W Korei Południowej doszło do głośnej afery. Chiński Huawei chciał zdobyć tajemnice produkcji półprzewodników należące do koreańskiego giganta, SK hynix.
Była pracownica SK hynix, czyli jednego z liderów na rynku produkcji pamięci DRAM i NAND, została skazana na 18 miesięcy więzienia i grzywnę w wysokości 20 milionów wonów (ponad 57 tysięcy złotych) za kradzież kluczowej technologii półprzewodnikowej przed przejściem do Huawei.

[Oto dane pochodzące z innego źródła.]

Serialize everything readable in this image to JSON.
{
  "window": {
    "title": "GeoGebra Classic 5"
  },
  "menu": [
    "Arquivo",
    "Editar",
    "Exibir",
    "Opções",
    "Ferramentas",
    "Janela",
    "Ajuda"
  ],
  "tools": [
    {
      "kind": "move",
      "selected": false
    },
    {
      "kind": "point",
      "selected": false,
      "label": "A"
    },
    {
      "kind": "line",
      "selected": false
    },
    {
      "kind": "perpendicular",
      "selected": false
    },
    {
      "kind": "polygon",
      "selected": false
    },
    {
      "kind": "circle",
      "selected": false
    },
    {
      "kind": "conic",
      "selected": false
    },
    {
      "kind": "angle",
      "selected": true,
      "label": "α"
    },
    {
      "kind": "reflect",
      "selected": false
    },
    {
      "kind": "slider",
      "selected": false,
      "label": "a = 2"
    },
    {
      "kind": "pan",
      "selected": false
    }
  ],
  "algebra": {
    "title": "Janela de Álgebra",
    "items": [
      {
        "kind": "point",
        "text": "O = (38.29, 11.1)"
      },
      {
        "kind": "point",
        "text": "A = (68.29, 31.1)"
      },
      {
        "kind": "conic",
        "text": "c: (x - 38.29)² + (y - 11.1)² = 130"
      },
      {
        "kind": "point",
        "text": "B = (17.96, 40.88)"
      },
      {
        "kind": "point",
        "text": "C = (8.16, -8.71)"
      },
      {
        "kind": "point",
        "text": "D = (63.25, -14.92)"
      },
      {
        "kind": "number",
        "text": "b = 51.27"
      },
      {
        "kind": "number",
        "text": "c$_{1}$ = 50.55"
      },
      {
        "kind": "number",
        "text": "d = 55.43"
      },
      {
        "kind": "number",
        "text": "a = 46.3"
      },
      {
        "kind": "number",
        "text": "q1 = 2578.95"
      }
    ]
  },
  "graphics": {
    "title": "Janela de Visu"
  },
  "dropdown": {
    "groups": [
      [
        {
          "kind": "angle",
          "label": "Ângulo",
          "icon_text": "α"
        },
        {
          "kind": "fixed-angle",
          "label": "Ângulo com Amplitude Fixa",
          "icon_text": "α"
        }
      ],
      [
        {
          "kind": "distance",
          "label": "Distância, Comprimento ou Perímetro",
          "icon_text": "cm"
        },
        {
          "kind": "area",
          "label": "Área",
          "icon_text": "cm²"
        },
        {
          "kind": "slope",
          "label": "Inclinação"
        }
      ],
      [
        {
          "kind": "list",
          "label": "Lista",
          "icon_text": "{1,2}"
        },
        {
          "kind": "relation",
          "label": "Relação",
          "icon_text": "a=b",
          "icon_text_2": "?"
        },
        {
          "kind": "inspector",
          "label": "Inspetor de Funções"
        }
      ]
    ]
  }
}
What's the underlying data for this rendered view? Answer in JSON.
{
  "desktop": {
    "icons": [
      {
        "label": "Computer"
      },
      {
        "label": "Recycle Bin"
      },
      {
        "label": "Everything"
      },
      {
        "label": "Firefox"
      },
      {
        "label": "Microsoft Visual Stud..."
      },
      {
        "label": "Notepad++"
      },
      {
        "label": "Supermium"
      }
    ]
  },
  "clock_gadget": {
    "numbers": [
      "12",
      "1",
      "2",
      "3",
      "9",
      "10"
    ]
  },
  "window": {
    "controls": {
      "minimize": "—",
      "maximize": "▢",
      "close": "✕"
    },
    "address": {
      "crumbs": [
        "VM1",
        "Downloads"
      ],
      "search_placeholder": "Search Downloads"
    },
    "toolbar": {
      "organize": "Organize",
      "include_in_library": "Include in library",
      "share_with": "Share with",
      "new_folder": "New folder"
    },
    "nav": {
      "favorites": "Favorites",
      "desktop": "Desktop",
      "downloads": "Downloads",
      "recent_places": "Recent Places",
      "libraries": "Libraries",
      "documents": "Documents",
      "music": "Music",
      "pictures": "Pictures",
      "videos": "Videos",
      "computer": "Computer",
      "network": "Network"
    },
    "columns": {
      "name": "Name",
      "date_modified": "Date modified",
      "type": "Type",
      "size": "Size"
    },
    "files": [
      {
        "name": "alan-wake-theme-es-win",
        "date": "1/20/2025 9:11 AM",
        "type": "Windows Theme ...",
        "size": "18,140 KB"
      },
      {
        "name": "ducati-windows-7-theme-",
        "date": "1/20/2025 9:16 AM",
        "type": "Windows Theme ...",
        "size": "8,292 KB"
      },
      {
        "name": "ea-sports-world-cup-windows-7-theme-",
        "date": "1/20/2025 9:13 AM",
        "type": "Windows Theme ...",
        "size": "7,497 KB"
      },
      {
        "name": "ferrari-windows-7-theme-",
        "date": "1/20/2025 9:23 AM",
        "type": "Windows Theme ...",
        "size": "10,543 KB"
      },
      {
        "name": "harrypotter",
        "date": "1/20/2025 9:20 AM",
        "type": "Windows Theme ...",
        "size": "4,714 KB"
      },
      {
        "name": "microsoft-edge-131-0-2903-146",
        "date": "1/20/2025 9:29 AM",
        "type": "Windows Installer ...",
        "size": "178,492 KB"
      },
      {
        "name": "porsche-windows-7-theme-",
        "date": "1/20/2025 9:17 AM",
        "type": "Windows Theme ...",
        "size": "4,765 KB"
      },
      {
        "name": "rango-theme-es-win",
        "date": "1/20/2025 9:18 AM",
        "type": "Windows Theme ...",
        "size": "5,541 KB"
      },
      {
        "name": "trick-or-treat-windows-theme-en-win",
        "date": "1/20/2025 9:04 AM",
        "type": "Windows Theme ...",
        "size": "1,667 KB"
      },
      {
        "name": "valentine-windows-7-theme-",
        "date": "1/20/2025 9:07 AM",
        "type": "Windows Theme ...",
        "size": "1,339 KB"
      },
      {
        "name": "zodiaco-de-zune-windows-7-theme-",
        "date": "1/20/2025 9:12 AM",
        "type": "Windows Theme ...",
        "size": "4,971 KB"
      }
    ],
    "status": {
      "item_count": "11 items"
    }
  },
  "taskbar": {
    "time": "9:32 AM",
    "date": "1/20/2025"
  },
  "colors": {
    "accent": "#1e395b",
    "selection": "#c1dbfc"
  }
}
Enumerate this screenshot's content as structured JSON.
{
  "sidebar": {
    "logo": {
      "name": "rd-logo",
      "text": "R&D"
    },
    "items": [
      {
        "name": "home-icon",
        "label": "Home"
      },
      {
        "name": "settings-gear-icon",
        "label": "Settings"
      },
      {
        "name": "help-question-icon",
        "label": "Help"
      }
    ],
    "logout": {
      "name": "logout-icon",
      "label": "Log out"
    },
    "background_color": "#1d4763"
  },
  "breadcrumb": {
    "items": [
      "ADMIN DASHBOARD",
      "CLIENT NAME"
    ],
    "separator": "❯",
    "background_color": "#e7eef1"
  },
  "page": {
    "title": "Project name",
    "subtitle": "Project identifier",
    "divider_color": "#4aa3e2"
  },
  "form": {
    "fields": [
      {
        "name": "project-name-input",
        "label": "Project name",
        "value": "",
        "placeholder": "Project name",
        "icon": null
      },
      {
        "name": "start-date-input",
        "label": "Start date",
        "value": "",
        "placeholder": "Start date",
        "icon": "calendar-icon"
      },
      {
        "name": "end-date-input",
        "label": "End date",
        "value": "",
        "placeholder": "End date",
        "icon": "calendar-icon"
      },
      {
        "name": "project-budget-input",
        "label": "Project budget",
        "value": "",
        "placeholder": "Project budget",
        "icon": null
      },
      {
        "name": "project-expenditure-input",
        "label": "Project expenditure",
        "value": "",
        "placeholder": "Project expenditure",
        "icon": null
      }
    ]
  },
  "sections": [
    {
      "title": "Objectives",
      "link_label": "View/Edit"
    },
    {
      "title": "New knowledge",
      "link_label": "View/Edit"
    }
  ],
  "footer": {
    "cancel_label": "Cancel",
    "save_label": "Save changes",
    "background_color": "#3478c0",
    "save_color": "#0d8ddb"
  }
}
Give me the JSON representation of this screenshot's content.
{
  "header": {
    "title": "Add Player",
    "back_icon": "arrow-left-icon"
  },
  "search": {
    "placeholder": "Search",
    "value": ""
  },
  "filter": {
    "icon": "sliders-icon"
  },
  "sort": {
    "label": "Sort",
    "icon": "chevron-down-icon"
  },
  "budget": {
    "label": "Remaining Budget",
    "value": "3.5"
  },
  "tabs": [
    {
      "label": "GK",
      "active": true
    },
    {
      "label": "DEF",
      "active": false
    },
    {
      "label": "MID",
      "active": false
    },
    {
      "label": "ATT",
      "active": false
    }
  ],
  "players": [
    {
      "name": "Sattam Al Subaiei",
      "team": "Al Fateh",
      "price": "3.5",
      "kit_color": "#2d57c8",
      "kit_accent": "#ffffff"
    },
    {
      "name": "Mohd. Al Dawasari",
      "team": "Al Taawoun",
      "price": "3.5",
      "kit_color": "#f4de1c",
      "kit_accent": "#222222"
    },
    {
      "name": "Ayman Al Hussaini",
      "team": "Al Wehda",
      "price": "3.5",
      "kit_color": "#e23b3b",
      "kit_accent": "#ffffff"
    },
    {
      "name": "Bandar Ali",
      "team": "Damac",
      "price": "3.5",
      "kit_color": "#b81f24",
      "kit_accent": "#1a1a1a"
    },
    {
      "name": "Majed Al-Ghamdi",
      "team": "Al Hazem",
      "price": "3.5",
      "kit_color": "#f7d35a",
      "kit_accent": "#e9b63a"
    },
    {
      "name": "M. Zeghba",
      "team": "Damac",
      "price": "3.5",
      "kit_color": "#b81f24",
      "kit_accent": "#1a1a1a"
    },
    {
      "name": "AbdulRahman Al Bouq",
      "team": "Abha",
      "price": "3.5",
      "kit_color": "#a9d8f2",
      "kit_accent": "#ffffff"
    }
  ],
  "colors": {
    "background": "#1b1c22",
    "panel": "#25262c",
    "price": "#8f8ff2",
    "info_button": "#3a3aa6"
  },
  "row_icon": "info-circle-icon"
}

Sąd uznał ją za winną naruszenia południowokoreańskich przepisów dotyczących ochrony technologii przemysłowej.
Skazana drukowała ponad 300 stron informacji dziennie
Koreanka pracowała w SK hynix od 2013 roku, początkowo zajmując się analizą wad krzemów. W 2020 roku objęła stanowisko lidera zespołu ds. relacji z klientami biznesowymi w chińskiej filii firmy. Dzięki temu miała dostęp do wrażliwych dokumentów technicznych. Tego samego roku postanowiła przejść do Huawei, jednak przed odejściem w ciągu kilku dni wydrukowała około 4000 stron ściśle tajnych informacji.
Sąd orzekł, iż jej działania naruszyły Południowokoreańską Ustawę o Ochronie Technologii Przemysłowych. Chociaż oskarżona twierdziła, iż wydrukowała dokumenty wyłącznie do celów naukowych oraz w celu zapewnienia płynnego przekazania obowiązków przed odejściem, sąd uznał jej wyjaśnienia za niewiarygodne.
Mimo tych ustaleń sąd wydał stosunkowo łagodny wyrok. Na decyzję wpłynął brak bezpośrednich dowodów na to, iż skradziona technologia została wykorzystana, co mogłoby uzasadnić surowszą karę. Ponadto SK hynix nie zgłosiło żadnych konkretnych strat finansowych ani operacyjnych w wyniku tego incydentu.
Sąd uwzględnił także solidne procedury bezpieczeństwa stosowane przez południowokoreańskiego giganta. Firma zakazuje używania pendrive’ów lub innych zewnętrznych nośników danych i ściśle monitoruje wszystkie drukowane materiały, rejestrując ich zawartość, dane użytkownika oraz zamierzone zastosowanie. Problemem był fakt, iż zabezpieczenia w biurze w Szanghaju były mniej rygorystyczne.